Under Pillar One the OECD is proposing a Unified Approach to unify three divergent approaches to the issues. The Unified Approach would look for simplicity of compliance and administration; would maintain the current rules where they are functioning well and introduce changes outside the arm’s length principle where they are needed; would provide measures to eliminate double taxation; and would aim to increase tax certainty. A number of issues remain to be resolved but negotiations on the basis of the Unified Approach may make significant progress towards reaching agreement on Pillar One in the first half of 2020.

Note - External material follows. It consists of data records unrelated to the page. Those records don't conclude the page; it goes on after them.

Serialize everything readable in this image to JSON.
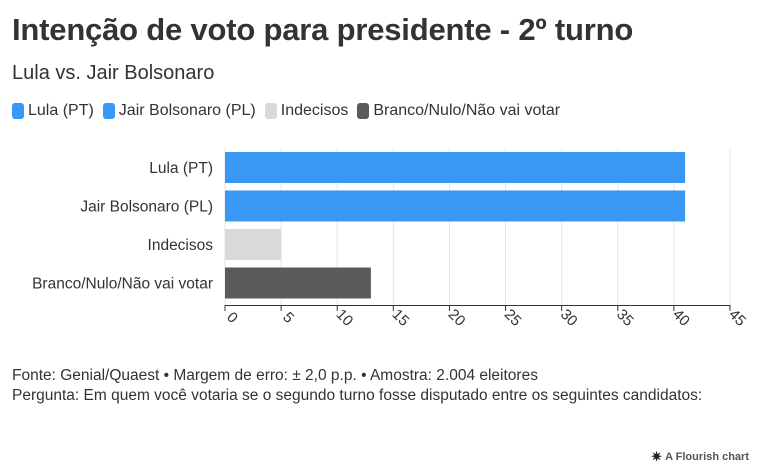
{
  "header": {
    "title": "Intenção de voto para presidente - 2º turno",
    "subtitle": "Lula vs. Jair Bolsonaro"
  },
  "legend": [
    {
      "label": "Lula (PT)",
      "color": "#3a98f5"
    },
    {
      "label": "Jair Bolsonaro (PL)",
      "color": "#3a98f5"
    },
    {
      "label": "Indecisos",
      "color": "#d9d9d9"
    },
    {
      "label": "Branco/Nulo/Não vai votar",
      "color": "#5a5a5a"
    }
  ],
  "chart_data": {
    "type": "bar",
    "orientation": "horizontal",
    "categories": [
      "Lula (PT)",
      "Jair Bolsonaro (PL)",
      "Indecisos",
      "Branco/Nulo/Não vai votar"
    ],
    "values": [
      41,
      41,
      5,
      13
    ],
    "colors": [
      "#3a98f5",
      "#3a98f5",
      "#d9d9d9",
      "#5a5a5a"
    ],
    "title": "Intenção de voto para presidente - 2º turno",
    "subtitle": "Lula vs. Jair Bolsonaro",
    "xlabel": "",
    "ylabel": "",
    "xlim": [
      0,
      45
    ],
    "xticks": [
      0,
      5,
      10,
      15,
      20,
      25,
      30,
      35,
      40,
      45
    ],
    "grid": true,
    "legend_position": "top-left"
  },
  "footer": {
    "source": "Fonte: Genial/Quaest • Margem de erro: ± 2,0 p.p. • Amostra: 2.004 eleitores",
    "question": "Pergunta: Em quem você votaria se o segundo turno fosse disputado entre os seguintes candidatos:",
    "credit": "A Flourish chart"
  }
}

The minimum tax proposal under Pillar Two, known as the global anti-base erosion proposal, includes important design issues that still need to be addressed. These include issues such as the determination of the tax base; the extent of blending of low and high tax income; the scope of the rules; and thresholds for application. It has already been agreed that Pillar Two will operate as a top-up to an agreed (fixed) rate of tax that will be set when other design features are agreed. Some of the main features of Pillar Two may be agreed by January 2020, with a political agreement on the architecture in the first half of 2020.
According to preliminary findings the effect of Pillars One and Two would be to significantly increase global tax revenues and a redistribution of taxing rights to market jurisdictions. Both pillars would reduce incentives for multinational groups to shift profits.
Tax Transparency
The OECD’s Global Forum on Transparency and Exchange of Information for Tax Purposes has continued peer review work in relation to the implementation of exchange of information on request; and has worked on a methodology to peer review the implementation of automatic exchange of information (AEOI). The report notes that 130 jurisdictions have signed the Multilateral Convention on Mutual Assistance.

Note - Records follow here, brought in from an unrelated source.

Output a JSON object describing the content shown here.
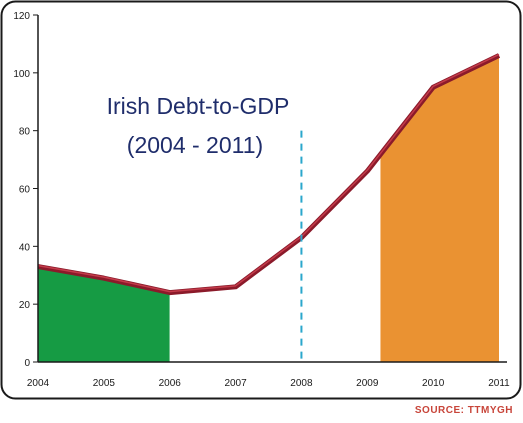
{
  "chart_data": {
    "type": "area",
    "title_line1": "Irish Debt-to-GDP",
    "title_line2": "(2004 - 2011)",
    "x": [
      "2004",
      "2005",
      "2006",
      "2007",
      "2008",
      "2009",
      "2010",
      "2011"
    ],
    "y": [
      33,
      29,
      24,
      26,
      43,
      66,
      95,
      106
    ],
    "ylim": [
      0,
      120
    ],
    "yticks": [
      "0",
      "20",
      "40",
      "60",
      "80",
      "100",
      "120"
    ],
    "marker_year": "2008",
    "flag_bands": [
      {
        "from": "2004",
        "to": "2006",
        "color": "#169b44"
      },
      {
        "from": "2006",
        "to": "2009.2",
        "color": "#ffffff"
      },
      {
        "from": "2009.2",
        "to": "2011",
        "color": "#ea9232"
      }
    ],
    "colors": {
      "line": "#8b1a2a",
      "line_highlight": "#c33b4a",
      "frame": "#1a1a1a",
      "marker": "#2aa7cc"
    }
  },
  "source": "SOURCE: TTMYGH"
}
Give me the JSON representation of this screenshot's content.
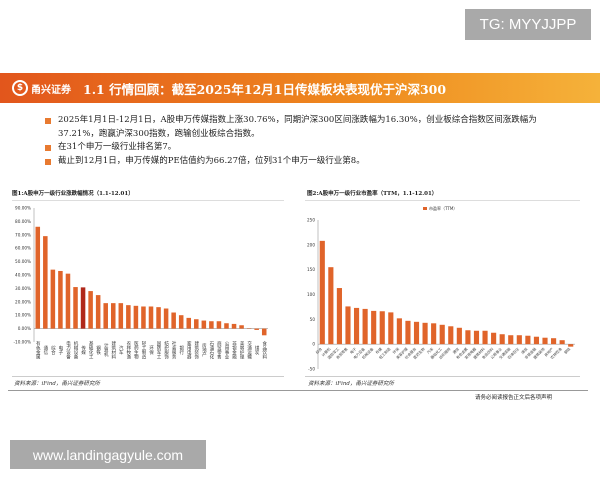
{
  "watermark_top": "TG: MYYJJPP",
  "watermark_bottom": "www.landingagyule.com",
  "header": {
    "logo_text": "甬兴证券",
    "logo_glyph": "$",
    "title": "1.1 行情回顾：截至2025年12月1日传媒板块表现优于沪深300"
  },
  "bullets": [
    "2025年1月1日-12月1日，A股申万传媒指数上涨30.76%，同期沪深300区间涨跌幅为16.30%，创业板综合指数区间涨跌幅为37.21%，跑赢沪深300指数，跑输创业板综合指数。",
    "在31个申万一级行业排名第7。",
    "截止到12月1日，申万传媒的PE估值约为66.27倍，位列31个申万一级行业第8。"
  ],
  "footer": "请务必阅读报告正文后各项声明",
  "colors": {
    "bar": "#e0642a",
    "highlight": "#b0281a",
    "header_start": "#e2561c",
    "header_end": "#f5b23a"
  },
  "chart_data": [
    {
      "type": "bar",
      "title": "图1:A股申万一级行业涨跌幅情况（1.1-12.01）",
      "source": "资料来源：iFind，甬兴证券研究所",
      "ylim": [
        -10,
        90
      ],
      "yticks": [
        "-10.00%",
        "0.00%",
        "10.00%",
        "20.00%",
        "30.00%",
        "40.00%",
        "50.00%",
        "60.00%",
        "70.00%",
        "80.00%",
        "90.00%"
      ],
      "highlight": "传媒",
      "categories": [
        "有色金属",
        "通信",
        "综合",
        "电子",
        "电力设备",
        "机械设备",
        "传媒",
        "基础化工",
        "钢铁",
        "计算机",
        "建筑材料",
        "汽车",
        "农林牧渔",
        "医药生物",
        "轻工制造",
        "环保",
        "国防军工",
        "纺织服饰",
        "社会服务",
        "银行",
        "家用电器",
        "建筑装饰",
        "房地产",
        "石油石化",
        "商贸零售",
        "公用事业",
        "非银金融",
        "美容护理",
        "交通运输",
        "煤炭",
        "食品饮料"
      ],
      "values": [
        76,
        69,
        44,
        43,
        41,
        31,
        30.76,
        28,
        25,
        19,
        19,
        19,
        17.5,
        17,
        16.5,
        16.5,
        16,
        15,
        12,
        10,
        8,
        7,
        6,
        5.5,
        5.5,
        4,
        3.5,
        2.5,
        0.3,
        -1,
        -5
      ]
    },
    {
      "type": "bar",
      "title": "图2:A股申万一级行业市盈率（TTM，1.1-12.01）",
      "source": "资料来源：iFind，甬兴证券研究所",
      "legend": "市盈率（TTM）",
      "legend_position": "top",
      "ylim": [
        -50,
        250
      ],
      "yticks": [
        "-50",
        "0",
        "50",
        "100",
        "150",
        "200",
        "250"
      ],
      "categories": [
        "综合",
        "计算机",
        "国防军工",
        "商贸零售",
        "电子",
        "电力设备",
        "机械设备",
        "传媒",
        "轻工制造",
        "环保",
        "美容护理",
        "社会服务",
        "医药生物",
        "汽车",
        "基础化工",
        "纺织服饰",
        "通信",
        "有色金属",
        "家用电器",
        "建筑材料",
        "食品饮料",
        "公用事业",
        "交通运输",
        "石油石化",
        "煤炭",
        "非银金融",
        "建筑装饰",
        "房地产",
        "农林牧渔",
        "钢铁"
      ],
      "values": [
        208,
        155,
        113,
        76,
        73,
        71,
        67,
        66.27,
        64,
        52,
        47,
        45,
        43,
        42,
        39,
        36,
        33,
        28,
        27,
        27,
        23,
        20,
        18,
        18,
        17,
        15,
        13,
        12,
        8,
        -5
      ]
    }
  ]
}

Challenges Arising From New Technologies
To combat risks to tax compliance from new technology such as crypto-assets, e-money and other new financial products the OECD is carrying out a review of the common reporting standard (CRS), ensuring that it can continue to guard against international tax evasion through digital financial innovations. Work is also continuing on strategies to maintain compliance with tax obligations arising from crypto assets and equip tax administrations with the tools to deal with the risks of financial crime using these assets. The strategies include practical training and fast access to data.
The OECD is developing a framework for a standardised reporting and exchange framework for use by any interested jurisdictions in relation to digital platforms and the growth of the sharing and gig economies. This would help tax administrations to avoid unnecessary compliance costs in identifying income generated using digital platforms in the sharing and gig economies.